People With Different Beliefs
Let’s recap: as the civil war ended in 1865, Unitarianism, which had been stagnant for decades, got a boost from holding its first ever national convention. Almost immediately, a conflict broke out when delegates adopted a constitution, the preamble of which expressed a creed.
In response, the Free Religious Association formed to fight against creeds, and, almost 30 years later, the 1894 Saratoga Compromise did remove the creedal language.
Then in the late 19-teens and 1920s, Humanism emerged, led by Unitarian ministers John Dietrich and Curtis Reese, and the Humanist-Theist Controversy ensued, with renewed efforts from the theists to adopt a Unitarian creed.
The 1933 Humanist Manifesto, coming in the midst of the depression, affirmed a new hope.

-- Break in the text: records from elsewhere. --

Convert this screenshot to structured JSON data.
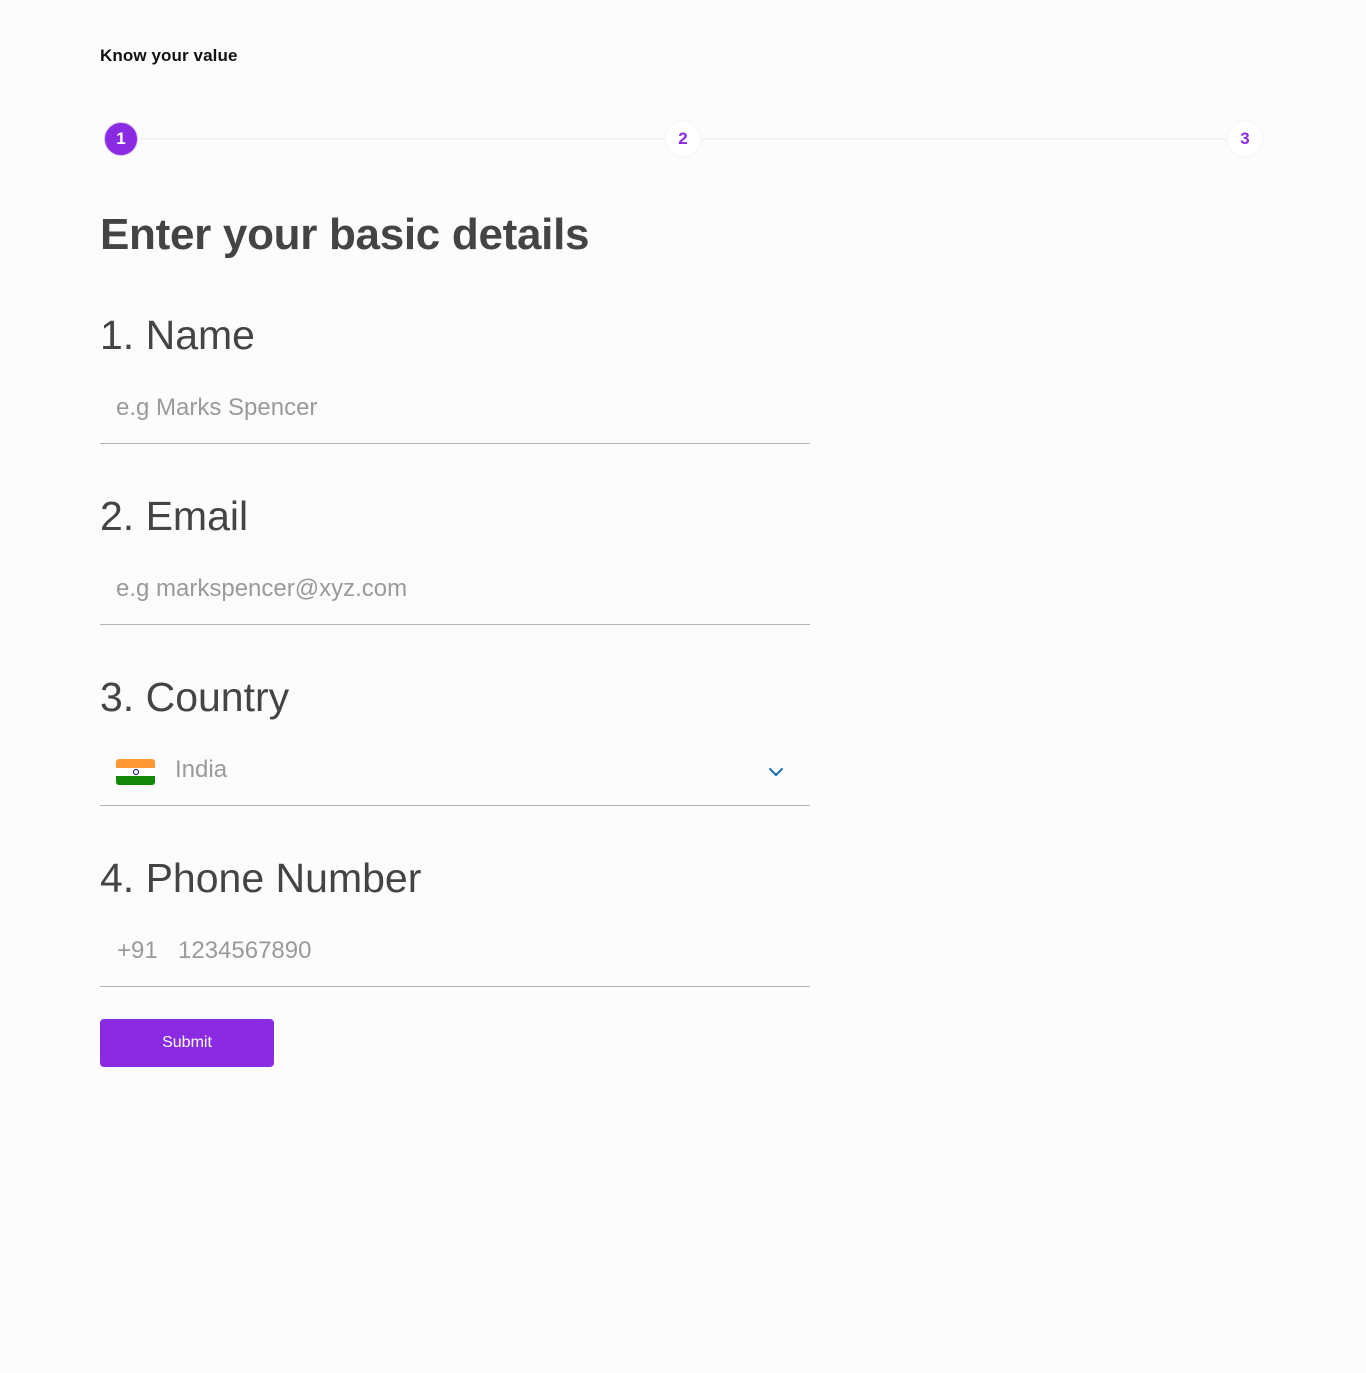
{
  "app": {
    "title": "Know your value"
  },
  "stepper": {
    "steps": [
      {
        "label": "1",
        "state": "active"
      },
      {
        "label": "2",
        "state": "inactive"
      },
      {
        "label": "3",
        "state": "inactive"
      }
    ],
    "accent_color": "#8a2be2"
  },
  "form": {
    "heading": "Enter your basic details",
    "name": {
      "label": "1. Name",
      "value": "",
      "placeholder": "e.g Marks Spencer"
    },
    "email": {
      "label": "2. Email",
      "value": "",
      "placeholder": "e.g markspencer@xyz.com"
    },
    "country": {
      "label": "3. Country",
      "selected": "India",
      "flag_icon": "india-flag-icon",
      "dropdown_icon": "chevron-down-icon"
    },
    "phone": {
      "label": "4. Phone Number",
      "country_code": "+91",
      "value": "",
      "placeholder": "1234567890"
    },
    "submit_label": "Submit"
  }
}
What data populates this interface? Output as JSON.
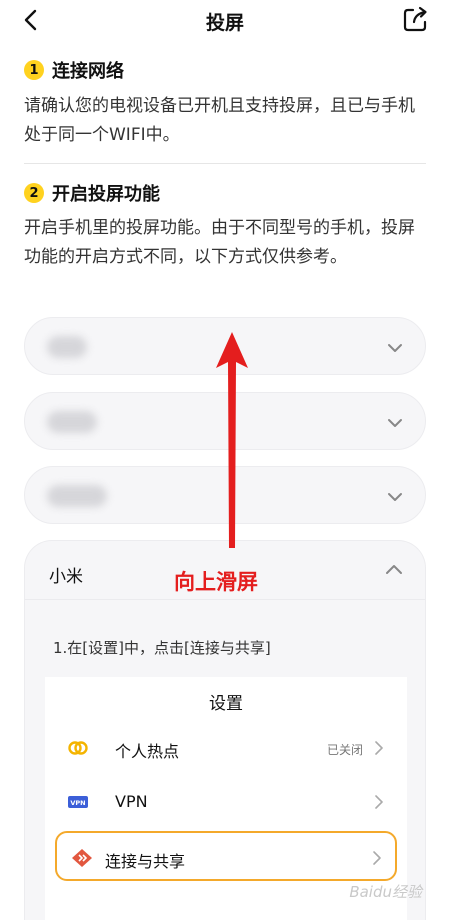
{
  "header": {
    "title": "投屏",
    "back_icon": "back-arrow-icon",
    "share_icon": "share-icon"
  },
  "step1": {
    "number": "1",
    "title": "连接网络",
    "text": "请确认您的电视设备已开机且支持投屏，且已与手机处于同一个WIFI中。"
  },
  "step2": {
    "number": "2",
    "title": "开启投屏功能",
    "text": "开启手机里的投屏功能。由于不同型号的手机，投屏功能的开启方式不同，以下方式仅供参考。"
  },
  "brands": {
    "collapsed_icon": "chevron-down-icon"
  },
  "xiaomi": {
    "title": "小米",
    "expanded_icon": "chevron-up-icon",
    "instruction": "1.在[设置]中，点击[连接与共享]",
    "settings": {
      "title": "设置",
      "rows": [
        {
          "label": "个人热点",
          "status": "已关闭",
          "icon": "hotspot-icon"
        },
        {
          "label": "VPN",
          "status": "",
          "icon": "vpn-icon"
        },
        {
          "label": "连接与共享",
          "status": "",
          "icon": "connection-share-icon"
        }
      ]
    }
  },
  "annotation": {
    "text": "向上滑屏"
  },
  "colors": {
    "step_badge": "#ffd21f",
    "annotation_red": "#e41e1e",
    "highlight_orange": "#f4a92b"
  },
  "watermark": "Baidu经验"
}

By the 1930s, the theists were no longer lobbying for a theist creed, and by the end of the 1930s, the humanist-theist controversy had petered out. Most Unitarians had come to see that the once-heated conflict should be regarded as history.
The issue continued to be discussed, more or less calmly, as we continued to process it. A very widely distributed pamphlet first published in 1954 was titled, “Why the Humanism-Theism Controversy is Out of Date.”
What was ultimately so persuasive was not any argument in a Unitarian periodical or from a Unitarian pulpit, but the simple fact that humanists and theists really could sit side by side in our pews and committee meetings, stand side by side in social action projects. Our denomination had learned again what we periodically must re-learn: "We need not think alike to love alike." And: "people with different beliefs can come together in one faith."